Ces derniers temps, la position du Caire s'est assouplie. En mars dernier, le président égyptien Abdel Fattah al-Sissi, qui a succédé à Mohamed Morsi, a signé avec les dirigeants de l'Éthiopie et du Soudan une déclaration pour soutenir la construction du barrage, mais à condition que ce projet ne nuise pas aux pays situés en aval. Ils avaient ensuite convenu d'organiser une étude pour savoir comment le projet impacterait la consommation d'eau, l'économie et l'écologie de la région.
Et ce n'est pas la seule question à susciter la méfiance du Caire. L'Éthiopie affirme avoir besoin de ce projet uniquement pour fabriquer de l'électricité, et que l'eau ne sera pas utilisée à d'autres fins. Au contraire, l'Égypte craint que cette eau soit utilisée également à des fins d'irrigation, diminuant la quantité disponible en aval pour Le Caire.

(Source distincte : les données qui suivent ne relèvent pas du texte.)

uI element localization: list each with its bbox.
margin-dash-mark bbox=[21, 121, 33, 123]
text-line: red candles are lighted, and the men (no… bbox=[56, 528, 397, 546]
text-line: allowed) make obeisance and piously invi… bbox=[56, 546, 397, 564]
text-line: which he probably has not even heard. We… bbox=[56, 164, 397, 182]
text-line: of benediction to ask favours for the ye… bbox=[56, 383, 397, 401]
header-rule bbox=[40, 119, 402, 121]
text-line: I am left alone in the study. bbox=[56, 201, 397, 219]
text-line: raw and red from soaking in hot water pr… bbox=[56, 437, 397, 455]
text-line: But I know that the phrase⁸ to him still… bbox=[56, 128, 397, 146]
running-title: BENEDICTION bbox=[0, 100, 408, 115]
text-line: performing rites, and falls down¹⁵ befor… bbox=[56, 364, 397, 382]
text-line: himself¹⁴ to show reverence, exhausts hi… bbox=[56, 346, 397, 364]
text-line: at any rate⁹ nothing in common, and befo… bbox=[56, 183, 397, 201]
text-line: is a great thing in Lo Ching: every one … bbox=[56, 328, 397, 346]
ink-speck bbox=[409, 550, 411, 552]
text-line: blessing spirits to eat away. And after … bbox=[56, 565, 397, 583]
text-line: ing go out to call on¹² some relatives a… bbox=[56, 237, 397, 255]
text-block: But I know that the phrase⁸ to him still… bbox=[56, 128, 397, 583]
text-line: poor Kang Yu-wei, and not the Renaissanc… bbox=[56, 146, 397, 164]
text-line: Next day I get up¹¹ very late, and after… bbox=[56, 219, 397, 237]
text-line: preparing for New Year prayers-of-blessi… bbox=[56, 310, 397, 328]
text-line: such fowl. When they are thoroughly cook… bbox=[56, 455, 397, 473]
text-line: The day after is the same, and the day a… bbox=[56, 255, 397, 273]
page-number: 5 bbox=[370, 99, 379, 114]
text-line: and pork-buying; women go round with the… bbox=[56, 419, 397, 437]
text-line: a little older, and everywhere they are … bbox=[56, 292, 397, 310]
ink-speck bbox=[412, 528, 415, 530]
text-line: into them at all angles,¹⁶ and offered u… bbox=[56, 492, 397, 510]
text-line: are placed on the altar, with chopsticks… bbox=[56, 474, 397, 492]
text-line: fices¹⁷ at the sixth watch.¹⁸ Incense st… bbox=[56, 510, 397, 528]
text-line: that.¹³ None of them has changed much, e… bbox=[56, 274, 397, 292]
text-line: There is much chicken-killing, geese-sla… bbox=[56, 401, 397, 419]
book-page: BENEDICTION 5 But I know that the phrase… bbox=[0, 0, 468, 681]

Un autre point inquiétant concerne le réservoir d'eau (63 millions de mètres cubes d'après le projet). S'il était rempli trop rapidement, l'approvisionnement en eau de l'Égypte pourrait être fortement réduit durant une certaine période, ce qui affecterait également le système énergétique de ce pays (le long du Nil se trouve le plus grand système hydroélectrique d'Égypte, près de la ville d'Assouan).
Les experts conseillent de ne pas s'empresser de remplir le réservoir mais l'Éthiopie, qui finance ce projet de 4,8 milliards de dollars, souhaite qu'il soit amorti au plus vite.
Le sort du projet dépendra donc de la disposition des parties au compromis. La déclaration sur la construction du barrage signée l'an dernier n'exclut pas la possibilité de conflits futurs — par exemple en ce qui concerne la signification du terme "préjudice conséquent" (qui pourrait théoriquement être un obstacle au projet).
Le barrage de la Renaissance n'est qu'un exemple des conflits naissants liés à la redistribution de l'eau. Prochainement, la région pourrait devoir faire face à d'autres conflits similaires. L'Éthiopie prévoit déjà la construction de nouvelles centrales hydroélectriques, le Soudan espère recevoir en abondance de l'eau pour irriguer ses terres et si l'Égypte voyait une menace dans ces projets, elle pourrait parfaitement revenir à une rhétorique belliqueuse.